One vertex is reachable from another if there is a path from one to the other. Determining which vertices are reachable from a given vertex is useful and can be done efficiently, in linear time.

Shortest paths

Finding paths with the smallest number of edges is useful and can be solved efficiently. Shortest-path problems address a generalization: minimizing the total weight of all edges along a path, where the weight of an edge is thought of as a distance.

For example, if a road map is represented as a graph with vertices representing intersections and edges representing road segments, the shortest-path problem can be used to find short routes. There are several variants of the problem, depending on whether one is interested in the distance from a given root vertex or in the distances between all pairs of vertices. If negative-weight edges exist, these problems become harder and different algorithms (e.g., Bellman–Ford) are needed.

Hamiltonian cycles and the traveling salesman problem

The problem of finding the longest path between two nodes in a graph is, in general, intractable. It is related to some other important problems. A Hamiltonian path is one that visits every vertex in a graph. The ability to determine whether a graph contains a Hamiltonian path (or a Hamiltonian cycle) would be useful, but in general this is an intractable problem for which the best exact algorithms require exponential-time searching.

A weighted version of this problem is the traveling salesman problem (TSP), which tries to find the Hamiltonian cycle with the minimum total weight.
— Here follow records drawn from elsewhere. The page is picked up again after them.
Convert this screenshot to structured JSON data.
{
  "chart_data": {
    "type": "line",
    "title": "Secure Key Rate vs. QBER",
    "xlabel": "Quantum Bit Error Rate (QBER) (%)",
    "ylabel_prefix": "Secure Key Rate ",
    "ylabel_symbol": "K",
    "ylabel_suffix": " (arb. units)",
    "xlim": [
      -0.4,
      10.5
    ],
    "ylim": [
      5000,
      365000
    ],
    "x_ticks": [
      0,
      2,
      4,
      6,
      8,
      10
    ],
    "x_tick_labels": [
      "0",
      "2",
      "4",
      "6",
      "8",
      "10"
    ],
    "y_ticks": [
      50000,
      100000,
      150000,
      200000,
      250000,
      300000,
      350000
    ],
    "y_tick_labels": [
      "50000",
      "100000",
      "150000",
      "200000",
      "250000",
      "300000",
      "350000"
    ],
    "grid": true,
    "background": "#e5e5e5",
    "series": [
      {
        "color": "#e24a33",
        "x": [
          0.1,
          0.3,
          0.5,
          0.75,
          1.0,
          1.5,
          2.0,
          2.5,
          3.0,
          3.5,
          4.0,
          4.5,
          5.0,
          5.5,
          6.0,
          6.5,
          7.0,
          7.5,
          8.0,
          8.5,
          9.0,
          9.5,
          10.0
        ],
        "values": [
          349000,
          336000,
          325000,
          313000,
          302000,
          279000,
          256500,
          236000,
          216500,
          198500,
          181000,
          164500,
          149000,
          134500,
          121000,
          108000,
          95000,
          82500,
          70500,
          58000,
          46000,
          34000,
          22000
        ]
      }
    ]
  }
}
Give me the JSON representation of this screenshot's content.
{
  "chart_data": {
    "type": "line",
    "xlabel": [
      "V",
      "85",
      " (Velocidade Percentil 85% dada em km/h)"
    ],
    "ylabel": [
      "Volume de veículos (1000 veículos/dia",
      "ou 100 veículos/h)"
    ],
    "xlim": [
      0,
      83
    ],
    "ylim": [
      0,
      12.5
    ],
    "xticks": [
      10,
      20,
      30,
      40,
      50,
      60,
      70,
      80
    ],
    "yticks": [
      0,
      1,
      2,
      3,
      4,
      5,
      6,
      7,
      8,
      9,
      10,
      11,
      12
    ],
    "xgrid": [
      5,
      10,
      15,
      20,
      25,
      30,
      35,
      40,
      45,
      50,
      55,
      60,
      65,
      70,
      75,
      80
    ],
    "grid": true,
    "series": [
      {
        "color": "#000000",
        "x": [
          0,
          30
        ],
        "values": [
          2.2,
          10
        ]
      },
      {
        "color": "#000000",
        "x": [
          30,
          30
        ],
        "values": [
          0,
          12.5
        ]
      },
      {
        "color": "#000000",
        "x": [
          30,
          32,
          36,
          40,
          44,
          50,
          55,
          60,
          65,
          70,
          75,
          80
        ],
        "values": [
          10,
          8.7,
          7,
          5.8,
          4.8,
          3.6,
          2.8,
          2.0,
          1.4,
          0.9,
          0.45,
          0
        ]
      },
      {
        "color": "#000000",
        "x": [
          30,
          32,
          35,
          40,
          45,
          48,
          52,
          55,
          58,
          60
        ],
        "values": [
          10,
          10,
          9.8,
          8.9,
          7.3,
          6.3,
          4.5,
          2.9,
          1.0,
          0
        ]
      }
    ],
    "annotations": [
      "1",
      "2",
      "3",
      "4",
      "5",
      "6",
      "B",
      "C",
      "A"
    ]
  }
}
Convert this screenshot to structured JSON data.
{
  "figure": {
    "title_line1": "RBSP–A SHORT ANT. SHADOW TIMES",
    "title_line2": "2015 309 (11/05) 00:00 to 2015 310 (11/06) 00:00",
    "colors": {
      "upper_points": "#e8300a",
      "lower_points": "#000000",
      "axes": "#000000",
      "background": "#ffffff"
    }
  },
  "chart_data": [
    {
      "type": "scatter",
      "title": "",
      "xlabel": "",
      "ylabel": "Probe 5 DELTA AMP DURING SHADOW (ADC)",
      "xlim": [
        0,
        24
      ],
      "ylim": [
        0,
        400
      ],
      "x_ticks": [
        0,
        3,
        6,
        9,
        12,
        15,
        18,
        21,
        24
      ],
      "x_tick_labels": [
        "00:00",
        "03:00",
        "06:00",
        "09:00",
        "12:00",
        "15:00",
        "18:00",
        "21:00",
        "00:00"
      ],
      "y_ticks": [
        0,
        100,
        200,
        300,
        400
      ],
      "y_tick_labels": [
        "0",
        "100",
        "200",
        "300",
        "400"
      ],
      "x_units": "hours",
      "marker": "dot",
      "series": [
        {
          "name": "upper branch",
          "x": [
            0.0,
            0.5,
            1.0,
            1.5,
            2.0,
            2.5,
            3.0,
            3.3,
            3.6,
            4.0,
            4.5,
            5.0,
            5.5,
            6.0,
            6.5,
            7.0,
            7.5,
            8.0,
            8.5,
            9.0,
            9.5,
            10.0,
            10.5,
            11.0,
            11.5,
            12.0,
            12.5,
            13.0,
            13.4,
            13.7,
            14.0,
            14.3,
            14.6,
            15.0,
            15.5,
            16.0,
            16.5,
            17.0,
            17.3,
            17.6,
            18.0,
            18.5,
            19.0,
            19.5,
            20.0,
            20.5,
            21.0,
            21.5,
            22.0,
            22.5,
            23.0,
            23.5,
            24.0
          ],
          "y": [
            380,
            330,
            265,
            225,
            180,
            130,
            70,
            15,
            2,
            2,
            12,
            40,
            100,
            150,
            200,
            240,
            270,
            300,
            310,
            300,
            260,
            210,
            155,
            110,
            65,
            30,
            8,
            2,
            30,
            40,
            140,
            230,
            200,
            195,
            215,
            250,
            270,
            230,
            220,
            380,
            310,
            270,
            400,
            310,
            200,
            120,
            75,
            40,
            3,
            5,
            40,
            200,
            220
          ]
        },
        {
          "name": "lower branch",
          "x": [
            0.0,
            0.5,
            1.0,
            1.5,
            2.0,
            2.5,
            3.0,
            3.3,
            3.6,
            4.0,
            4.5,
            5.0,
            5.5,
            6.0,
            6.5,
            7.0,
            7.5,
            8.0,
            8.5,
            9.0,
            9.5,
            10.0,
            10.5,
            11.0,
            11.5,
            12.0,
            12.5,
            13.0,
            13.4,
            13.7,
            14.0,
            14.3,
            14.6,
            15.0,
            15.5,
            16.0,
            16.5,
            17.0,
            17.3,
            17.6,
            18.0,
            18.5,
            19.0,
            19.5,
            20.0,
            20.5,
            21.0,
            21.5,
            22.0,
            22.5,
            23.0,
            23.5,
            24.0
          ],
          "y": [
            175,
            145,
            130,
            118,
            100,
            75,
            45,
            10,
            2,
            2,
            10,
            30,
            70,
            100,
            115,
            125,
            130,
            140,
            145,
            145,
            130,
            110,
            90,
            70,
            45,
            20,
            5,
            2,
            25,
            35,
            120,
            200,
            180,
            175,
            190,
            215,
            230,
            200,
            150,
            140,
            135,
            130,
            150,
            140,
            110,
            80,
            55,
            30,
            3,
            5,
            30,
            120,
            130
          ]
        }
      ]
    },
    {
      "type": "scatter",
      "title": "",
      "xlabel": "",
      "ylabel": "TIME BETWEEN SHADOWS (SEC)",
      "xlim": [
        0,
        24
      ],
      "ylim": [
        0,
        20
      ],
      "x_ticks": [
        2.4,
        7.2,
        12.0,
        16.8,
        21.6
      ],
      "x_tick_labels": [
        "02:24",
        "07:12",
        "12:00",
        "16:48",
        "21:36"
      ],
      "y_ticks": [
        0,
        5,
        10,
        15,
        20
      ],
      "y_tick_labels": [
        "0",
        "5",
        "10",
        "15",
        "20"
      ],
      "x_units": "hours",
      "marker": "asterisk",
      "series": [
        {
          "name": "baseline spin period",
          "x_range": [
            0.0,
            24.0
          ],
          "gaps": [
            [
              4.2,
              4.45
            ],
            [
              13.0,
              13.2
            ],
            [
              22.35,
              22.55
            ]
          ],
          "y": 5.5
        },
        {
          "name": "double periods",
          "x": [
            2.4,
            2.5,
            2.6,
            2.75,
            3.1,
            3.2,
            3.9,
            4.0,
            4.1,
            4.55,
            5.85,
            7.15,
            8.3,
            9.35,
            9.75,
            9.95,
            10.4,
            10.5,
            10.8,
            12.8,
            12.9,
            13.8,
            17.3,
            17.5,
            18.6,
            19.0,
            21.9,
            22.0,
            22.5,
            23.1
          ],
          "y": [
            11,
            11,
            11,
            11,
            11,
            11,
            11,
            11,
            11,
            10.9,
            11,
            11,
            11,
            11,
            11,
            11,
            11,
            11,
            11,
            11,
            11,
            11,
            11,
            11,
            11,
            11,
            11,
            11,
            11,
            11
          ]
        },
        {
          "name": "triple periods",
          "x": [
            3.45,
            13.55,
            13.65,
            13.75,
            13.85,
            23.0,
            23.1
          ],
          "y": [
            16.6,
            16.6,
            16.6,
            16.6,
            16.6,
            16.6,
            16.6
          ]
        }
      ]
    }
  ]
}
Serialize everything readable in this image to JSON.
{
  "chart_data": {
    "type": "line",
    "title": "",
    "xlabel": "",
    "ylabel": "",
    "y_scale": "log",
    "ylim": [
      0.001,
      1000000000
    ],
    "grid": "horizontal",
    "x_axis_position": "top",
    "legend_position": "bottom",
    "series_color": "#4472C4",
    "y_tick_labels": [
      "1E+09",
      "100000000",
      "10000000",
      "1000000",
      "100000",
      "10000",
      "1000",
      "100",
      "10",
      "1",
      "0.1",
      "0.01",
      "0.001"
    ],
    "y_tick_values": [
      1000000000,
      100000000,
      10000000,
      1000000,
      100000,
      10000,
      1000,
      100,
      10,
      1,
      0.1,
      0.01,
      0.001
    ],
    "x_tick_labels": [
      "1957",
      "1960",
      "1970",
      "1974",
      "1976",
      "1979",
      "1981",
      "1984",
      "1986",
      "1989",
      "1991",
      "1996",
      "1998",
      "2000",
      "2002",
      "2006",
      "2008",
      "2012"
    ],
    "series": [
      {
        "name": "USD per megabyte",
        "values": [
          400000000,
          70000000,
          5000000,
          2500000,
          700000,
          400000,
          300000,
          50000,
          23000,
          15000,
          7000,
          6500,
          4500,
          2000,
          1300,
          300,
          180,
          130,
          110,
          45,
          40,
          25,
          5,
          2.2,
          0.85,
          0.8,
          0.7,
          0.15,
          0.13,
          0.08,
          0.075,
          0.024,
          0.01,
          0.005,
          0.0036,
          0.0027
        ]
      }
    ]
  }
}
The name comes from imagining a salesman who wants to visit every one of a set of cities while traveling the least possible total distance. This problem is at least as hard as finding Hamiltonian cycles. However, finding a solution that is within a constant factor (e.g., 1.5) of optimal can be done in polynomial time with some reasonable assumptions. In practice, there exist good heuristics that allow close-to-optimal solutions to TSP to be found even for large problem instances.

Graph coloring

Imagine that we want to schedule exams into k time slots such that no student has two exams at the same time. We can represent this problem using an undirected graph in which the exams are vertices. Exam V1 and exam V2 are connected by an edge if there is some student who needs to take both exams. We can schedule the exams into the k slots if there is a k-coloring of the graph: a way to assign one of k colors, representing the time slots, to each of the vertices such that no two adjacent vertices are assigned the same color.

The problem of determining whether there is a k-coloring turns out to be intractable. The chromatic number of a graph is the minimum number of colors that can be used to color it; this is of course intractable too. Though the worst case is intractable, in practice, graph colorings close to optimal can be found.